The city estimated 50 gallons of the material were illegally dumped into Juneau's sewer system on the evening of Dec. 10.
The solvent may have been used as an automobile degreaser, paint thinner or drying agent, according to Lester Leatherberry, a responder with the state Department of Environmental Conservation's Southeast Alaska Spill Response Team.
"We sent it to the DEC lab in the Valley, where they're really familiar with trying to fingerprint material and trying to figure out what it is," he said.
The next step is to start looking for the source of the spill, Leatherberry said. The material most likely came from a business, not a private residence, he said.
At the Mendenhall Wastewater Treatment Plant, the mineral spirits killed sewage-eating microorganisms in one of eight treatment basins entirely. Plant workers pulled the basin out of service and processed the sludge inside before bringing it back online, plant supervisor Roger Hulse said.
"We reacted rapidly. We called ADEC to analyze and collect samples and we captured as much as possible," he said. "We captured most of it in the facility. Very little went into the river."
The plant was never out of compliance because of the December incident, Hulse said.
"The plant was doing well and was well within its parameters the day after," he said.

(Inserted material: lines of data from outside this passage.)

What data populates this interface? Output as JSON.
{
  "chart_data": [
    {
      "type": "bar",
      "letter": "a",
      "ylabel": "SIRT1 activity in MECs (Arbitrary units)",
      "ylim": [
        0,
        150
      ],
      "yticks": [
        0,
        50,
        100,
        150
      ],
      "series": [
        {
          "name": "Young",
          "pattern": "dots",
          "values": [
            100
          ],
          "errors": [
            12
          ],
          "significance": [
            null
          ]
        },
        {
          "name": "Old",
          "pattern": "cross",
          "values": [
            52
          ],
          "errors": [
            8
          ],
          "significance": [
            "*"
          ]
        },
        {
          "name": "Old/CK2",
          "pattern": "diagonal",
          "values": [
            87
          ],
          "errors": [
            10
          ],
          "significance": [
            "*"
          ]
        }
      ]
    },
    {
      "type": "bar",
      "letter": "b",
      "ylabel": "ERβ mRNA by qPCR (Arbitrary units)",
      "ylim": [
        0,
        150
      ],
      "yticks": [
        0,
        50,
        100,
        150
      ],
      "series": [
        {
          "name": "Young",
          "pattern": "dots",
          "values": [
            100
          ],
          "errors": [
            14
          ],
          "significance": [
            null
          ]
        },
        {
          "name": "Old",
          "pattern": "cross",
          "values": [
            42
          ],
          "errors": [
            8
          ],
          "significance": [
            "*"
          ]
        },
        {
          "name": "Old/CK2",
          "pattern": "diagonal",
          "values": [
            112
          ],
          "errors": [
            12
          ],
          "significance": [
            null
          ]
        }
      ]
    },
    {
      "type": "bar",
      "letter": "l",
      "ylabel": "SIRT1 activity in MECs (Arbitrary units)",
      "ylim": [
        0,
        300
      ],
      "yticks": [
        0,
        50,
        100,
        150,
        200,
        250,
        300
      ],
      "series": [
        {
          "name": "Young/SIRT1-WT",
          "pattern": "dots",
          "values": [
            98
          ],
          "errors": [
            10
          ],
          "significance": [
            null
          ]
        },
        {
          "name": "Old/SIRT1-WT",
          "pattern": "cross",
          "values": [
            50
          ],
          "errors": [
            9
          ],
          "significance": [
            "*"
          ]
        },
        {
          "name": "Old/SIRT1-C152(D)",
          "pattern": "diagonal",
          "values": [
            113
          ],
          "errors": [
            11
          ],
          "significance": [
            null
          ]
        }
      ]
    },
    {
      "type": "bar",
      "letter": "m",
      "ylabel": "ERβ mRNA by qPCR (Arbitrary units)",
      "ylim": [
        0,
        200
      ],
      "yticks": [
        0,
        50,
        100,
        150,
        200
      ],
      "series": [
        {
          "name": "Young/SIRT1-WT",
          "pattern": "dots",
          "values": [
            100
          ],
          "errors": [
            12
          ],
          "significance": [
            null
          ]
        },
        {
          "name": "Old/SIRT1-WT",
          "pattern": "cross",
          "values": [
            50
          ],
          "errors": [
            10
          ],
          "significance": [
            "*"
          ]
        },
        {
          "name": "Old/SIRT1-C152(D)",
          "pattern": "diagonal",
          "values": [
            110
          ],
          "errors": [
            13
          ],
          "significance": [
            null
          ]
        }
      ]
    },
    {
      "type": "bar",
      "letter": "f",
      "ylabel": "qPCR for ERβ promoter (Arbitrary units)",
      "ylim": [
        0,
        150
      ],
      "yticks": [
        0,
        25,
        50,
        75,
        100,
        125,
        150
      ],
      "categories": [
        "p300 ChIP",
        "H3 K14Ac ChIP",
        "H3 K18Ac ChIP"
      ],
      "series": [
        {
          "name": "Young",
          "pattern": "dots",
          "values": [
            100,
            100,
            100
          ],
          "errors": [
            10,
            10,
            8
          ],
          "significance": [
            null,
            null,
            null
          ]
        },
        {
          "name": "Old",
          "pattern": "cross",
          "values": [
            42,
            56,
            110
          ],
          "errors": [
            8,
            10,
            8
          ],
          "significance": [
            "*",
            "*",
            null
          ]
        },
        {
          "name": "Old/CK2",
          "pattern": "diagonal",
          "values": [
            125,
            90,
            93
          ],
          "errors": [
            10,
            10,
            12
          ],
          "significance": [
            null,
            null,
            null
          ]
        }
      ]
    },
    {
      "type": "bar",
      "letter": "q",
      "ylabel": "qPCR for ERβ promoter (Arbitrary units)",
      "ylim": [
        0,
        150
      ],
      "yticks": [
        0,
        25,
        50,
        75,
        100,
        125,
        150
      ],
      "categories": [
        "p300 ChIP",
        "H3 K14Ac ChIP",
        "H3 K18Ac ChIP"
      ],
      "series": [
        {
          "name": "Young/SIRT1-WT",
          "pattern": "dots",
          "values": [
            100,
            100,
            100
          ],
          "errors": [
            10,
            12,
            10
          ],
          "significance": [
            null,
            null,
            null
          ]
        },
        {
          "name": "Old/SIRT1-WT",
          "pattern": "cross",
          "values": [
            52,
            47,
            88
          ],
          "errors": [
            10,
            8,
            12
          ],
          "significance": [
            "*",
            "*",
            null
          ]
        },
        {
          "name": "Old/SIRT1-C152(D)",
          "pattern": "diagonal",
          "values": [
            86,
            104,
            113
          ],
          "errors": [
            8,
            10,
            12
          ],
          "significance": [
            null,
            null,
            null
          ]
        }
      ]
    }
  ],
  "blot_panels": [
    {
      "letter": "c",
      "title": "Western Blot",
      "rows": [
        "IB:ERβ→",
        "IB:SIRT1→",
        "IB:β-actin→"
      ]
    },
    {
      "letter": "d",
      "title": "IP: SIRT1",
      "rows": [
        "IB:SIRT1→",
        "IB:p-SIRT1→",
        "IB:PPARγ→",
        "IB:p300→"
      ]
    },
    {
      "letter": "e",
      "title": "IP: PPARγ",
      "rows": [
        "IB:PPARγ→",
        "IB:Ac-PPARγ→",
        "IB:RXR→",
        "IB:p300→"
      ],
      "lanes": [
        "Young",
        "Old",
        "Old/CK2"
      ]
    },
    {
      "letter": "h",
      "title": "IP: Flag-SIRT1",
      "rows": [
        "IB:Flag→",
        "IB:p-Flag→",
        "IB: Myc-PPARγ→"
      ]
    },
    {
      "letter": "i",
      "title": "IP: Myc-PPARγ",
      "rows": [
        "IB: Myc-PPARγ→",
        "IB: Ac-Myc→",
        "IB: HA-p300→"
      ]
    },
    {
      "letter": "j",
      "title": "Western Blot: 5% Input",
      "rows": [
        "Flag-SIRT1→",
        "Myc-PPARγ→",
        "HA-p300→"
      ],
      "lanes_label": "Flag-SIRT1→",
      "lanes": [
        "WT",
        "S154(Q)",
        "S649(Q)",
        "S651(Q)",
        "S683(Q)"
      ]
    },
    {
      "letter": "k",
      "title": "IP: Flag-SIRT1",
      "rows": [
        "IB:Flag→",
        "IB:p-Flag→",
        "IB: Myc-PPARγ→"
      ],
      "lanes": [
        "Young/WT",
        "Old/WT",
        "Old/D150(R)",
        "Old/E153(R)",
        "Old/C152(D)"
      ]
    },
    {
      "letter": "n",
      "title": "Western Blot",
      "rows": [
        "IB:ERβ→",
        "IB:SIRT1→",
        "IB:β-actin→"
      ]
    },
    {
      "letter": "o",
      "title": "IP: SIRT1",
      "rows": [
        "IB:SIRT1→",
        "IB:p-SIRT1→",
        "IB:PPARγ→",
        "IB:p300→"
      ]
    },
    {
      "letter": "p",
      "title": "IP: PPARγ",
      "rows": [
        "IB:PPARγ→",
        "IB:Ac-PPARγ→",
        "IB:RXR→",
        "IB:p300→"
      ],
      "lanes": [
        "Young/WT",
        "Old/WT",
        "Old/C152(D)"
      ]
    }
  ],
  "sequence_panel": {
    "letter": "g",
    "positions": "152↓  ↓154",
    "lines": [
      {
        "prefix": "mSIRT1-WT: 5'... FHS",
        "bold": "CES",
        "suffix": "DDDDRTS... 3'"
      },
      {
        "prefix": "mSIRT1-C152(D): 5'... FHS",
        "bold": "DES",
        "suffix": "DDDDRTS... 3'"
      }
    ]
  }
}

The person or business responsible for the spill may face state and city penalties. A state penalty would depend on the situation and the circumstances, Leatherberry said. Disposal of solvents and similar materials into the sewer system is a misdemeanor under city ordinance.
Each basin at the Mendenhall plant can hold 350,000 gallons of sewage. The fact that the solvent killed an entire tank is unusual and an indication of how powerful it was, Hulse said.
"None of the equipment was damaged, but it is bad for the environment, which is why we get concerned about it and so does the ADEC," he said. "It can impact the environment, so we take it pretty serious."